Yesterday Farrell was pulled down by an accumulation of doubt. He had the first missed beat in the kicking battle just before half-time, pulling wide a penalty which would have left the teams level at the interval. Soon afterwards he ruined a three-to-one advantage with a pass which flew forward. At the start of his meteoric rise, in the Six Nations against Scotland, he attempted a similar pass and it flew beautifully. He has learned since that he has still much to learn and to absorb.

The latest evidence was the sight of his great predecessor proclaiming his ownership of a still vital talent – and also that of his team-mate Charlie Hodgson, who for all fine his ability, could never quite seize the Wilkinson succession, coming off the bench and playing in the lost cause with a haunting subtlety.

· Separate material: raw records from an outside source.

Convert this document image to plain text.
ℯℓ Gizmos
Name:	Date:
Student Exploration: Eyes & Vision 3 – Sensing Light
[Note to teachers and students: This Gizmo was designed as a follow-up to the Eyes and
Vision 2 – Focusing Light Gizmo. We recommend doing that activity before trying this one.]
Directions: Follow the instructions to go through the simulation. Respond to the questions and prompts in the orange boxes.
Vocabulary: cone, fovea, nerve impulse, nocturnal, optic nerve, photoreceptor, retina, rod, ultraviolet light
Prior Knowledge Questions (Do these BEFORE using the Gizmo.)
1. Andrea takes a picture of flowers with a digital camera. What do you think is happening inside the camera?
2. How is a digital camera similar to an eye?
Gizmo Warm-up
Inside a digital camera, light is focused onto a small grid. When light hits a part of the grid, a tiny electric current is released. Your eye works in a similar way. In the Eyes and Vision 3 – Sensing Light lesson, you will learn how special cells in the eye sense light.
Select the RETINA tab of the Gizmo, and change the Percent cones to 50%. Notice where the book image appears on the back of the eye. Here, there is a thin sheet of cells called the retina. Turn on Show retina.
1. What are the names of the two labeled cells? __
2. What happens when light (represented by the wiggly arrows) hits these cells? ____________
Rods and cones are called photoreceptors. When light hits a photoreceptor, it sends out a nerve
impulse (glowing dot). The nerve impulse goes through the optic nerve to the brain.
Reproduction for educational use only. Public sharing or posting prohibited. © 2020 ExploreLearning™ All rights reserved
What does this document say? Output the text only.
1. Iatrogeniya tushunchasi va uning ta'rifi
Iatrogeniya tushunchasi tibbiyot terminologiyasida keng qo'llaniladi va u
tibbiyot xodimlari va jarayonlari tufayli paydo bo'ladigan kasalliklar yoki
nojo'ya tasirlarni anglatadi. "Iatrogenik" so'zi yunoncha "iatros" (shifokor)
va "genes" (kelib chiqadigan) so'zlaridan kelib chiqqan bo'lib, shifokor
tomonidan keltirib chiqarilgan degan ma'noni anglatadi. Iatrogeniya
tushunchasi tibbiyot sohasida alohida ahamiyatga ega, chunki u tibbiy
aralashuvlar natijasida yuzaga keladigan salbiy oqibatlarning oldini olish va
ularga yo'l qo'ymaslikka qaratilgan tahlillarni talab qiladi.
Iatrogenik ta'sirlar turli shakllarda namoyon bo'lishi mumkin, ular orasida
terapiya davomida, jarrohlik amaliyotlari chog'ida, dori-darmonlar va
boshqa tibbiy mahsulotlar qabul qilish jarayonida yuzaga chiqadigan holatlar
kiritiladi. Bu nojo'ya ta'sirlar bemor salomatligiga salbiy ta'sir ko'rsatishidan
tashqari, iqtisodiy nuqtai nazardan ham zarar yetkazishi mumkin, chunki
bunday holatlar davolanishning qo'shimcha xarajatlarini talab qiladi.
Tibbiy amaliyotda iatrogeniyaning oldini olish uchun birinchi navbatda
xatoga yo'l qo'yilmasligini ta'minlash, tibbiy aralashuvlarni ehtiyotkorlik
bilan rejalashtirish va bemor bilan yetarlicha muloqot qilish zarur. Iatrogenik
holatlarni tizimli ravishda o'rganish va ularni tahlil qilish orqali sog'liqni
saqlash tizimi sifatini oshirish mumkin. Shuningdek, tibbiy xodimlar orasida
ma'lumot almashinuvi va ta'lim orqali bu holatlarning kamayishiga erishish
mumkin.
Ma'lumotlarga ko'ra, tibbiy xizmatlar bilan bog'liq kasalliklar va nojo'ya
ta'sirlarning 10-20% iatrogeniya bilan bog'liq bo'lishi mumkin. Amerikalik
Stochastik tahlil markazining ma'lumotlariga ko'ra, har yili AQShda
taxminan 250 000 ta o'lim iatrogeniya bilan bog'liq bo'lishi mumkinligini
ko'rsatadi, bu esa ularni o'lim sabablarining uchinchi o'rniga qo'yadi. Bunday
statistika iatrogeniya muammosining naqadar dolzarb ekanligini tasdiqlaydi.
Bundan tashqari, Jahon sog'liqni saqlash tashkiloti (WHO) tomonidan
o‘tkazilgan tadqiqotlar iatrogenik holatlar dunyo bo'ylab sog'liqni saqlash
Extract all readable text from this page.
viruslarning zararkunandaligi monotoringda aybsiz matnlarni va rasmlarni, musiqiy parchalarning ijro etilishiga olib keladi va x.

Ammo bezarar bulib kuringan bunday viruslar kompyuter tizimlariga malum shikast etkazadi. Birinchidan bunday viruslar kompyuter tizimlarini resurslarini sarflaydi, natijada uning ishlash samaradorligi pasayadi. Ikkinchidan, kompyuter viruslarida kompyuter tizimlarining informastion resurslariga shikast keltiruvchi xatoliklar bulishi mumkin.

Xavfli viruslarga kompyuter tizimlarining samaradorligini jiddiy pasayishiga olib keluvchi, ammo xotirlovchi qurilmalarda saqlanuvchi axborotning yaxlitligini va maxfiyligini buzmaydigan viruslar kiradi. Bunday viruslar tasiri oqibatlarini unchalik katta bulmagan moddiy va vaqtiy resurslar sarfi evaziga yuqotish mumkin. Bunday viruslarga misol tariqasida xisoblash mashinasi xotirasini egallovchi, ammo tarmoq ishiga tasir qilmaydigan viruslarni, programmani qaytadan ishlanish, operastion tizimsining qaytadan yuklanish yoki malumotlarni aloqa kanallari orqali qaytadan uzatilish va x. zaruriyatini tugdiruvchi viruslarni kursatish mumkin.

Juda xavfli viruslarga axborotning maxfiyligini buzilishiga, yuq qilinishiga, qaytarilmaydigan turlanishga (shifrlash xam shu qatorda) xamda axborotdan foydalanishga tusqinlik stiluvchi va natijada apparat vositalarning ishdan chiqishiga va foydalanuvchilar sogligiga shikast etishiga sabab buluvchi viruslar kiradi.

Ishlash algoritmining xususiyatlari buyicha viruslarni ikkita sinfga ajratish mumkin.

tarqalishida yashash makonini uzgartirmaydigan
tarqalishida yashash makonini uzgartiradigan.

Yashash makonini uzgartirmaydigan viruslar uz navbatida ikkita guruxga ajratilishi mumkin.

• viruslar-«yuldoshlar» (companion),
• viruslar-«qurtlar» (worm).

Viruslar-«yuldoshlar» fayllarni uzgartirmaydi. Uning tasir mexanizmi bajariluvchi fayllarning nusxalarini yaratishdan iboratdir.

Inevitably, Wilkinson was declared man of the match but given all the circumstances it seemed a curiously slender distinction. He was also a man of strange times in sport, when celebrity invades so much half-formed achievement, and what you wanted to give him was the kind of recognition that goes beyond the glories of one passing achievement beautifully accomplished. It was the salute that goes only to those who have most consistently demanded the best of themselves.